A Little Moto History

Jan 31st 2024

A follower on Donzzilla's social media saw one of his restoration projects - The Ted Boody Harley Davidson. He was gracious enough to share a neat story from his past on those unique front fork guards. Here is the message sent from Eric Frahm.

"Good morning, I love your restoration work and your dedication to getting all of the details right. I went to Jr. High with Ted Boody . His older sister Lynda was actually in my grade. On the weekends, Ted and I would assemble new bikes out of crates for his Dad's Kawasaki shop. Ted and Ed Morris had just really gotten into ice racing and indoor short track, on the little green Streaks G31m's. And both had gotten their novice license soon after. They moved up to the Yamaha 360's and Ed's Dad Erv started making frames for the Yamaha's. the guy could build anything, super creative. I started working at Haslett Motorsports - Honda and Suzuki dealership owned by Joe Lachniet. He also ran Meridian Cycle Supply out of Haslett - kind of like Rocky Supply back in the day. And he was really in to road racing and had a branch called Competition Cycle Supply that catered to the road racing crowd.

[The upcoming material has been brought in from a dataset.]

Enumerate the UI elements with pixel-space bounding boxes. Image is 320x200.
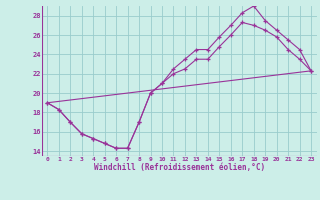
- X-axis label: Windchill (Refroidissement éolien,°C): Windchill (Refroidissement éolien,°C): [94, 163, 265, 172]
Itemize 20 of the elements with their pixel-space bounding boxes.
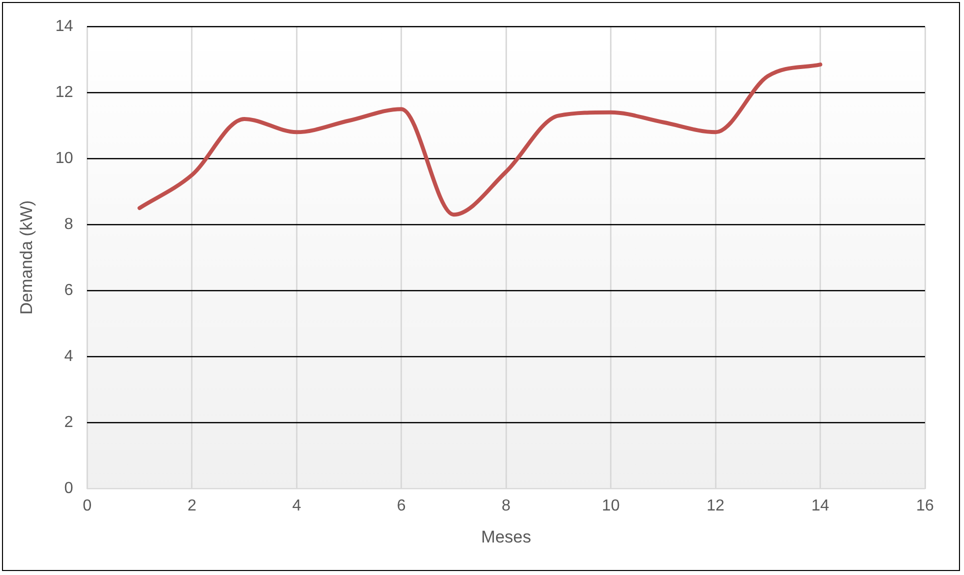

Sold fairings and had a lot of factory Yamaha parts. He knew Erv Morris through Haslett's Service Department where we did the boring on Ed's and Ted's cylinders. First I recall any big connection was Joe asking Erv to build fork stops for the road racing crowd that clamped onto the fork tubes. Erv made hundreds it seemed and then used them on the dirt track bikes, after which Trophy racing frames came to be. Erv would make dirt track frames with extended swing arm for the early MX with moved up shocks. And with Ed and Ted both getting their Junior licenses and then their experts. The fork lowers and tubes would get all beaten up. After playing around with the Ceriani tubes he built a vacuum form machine and used an old lower and tube as the form they looke great and sold great. Joe somehow ended up taking over the fork protector adding the Trophy name and marketing them. I do not know what happened after that, but just wanted to share what I knew about Erv one of the most creative and honest people I ever knew that was always there to help. I always felt Erv was taken advantage of, the man could build anything. He did some early prototype casting of intake manifolds for the early Corvette fuel injection systems in his garage for General Motors. Thanks again for all of your great work."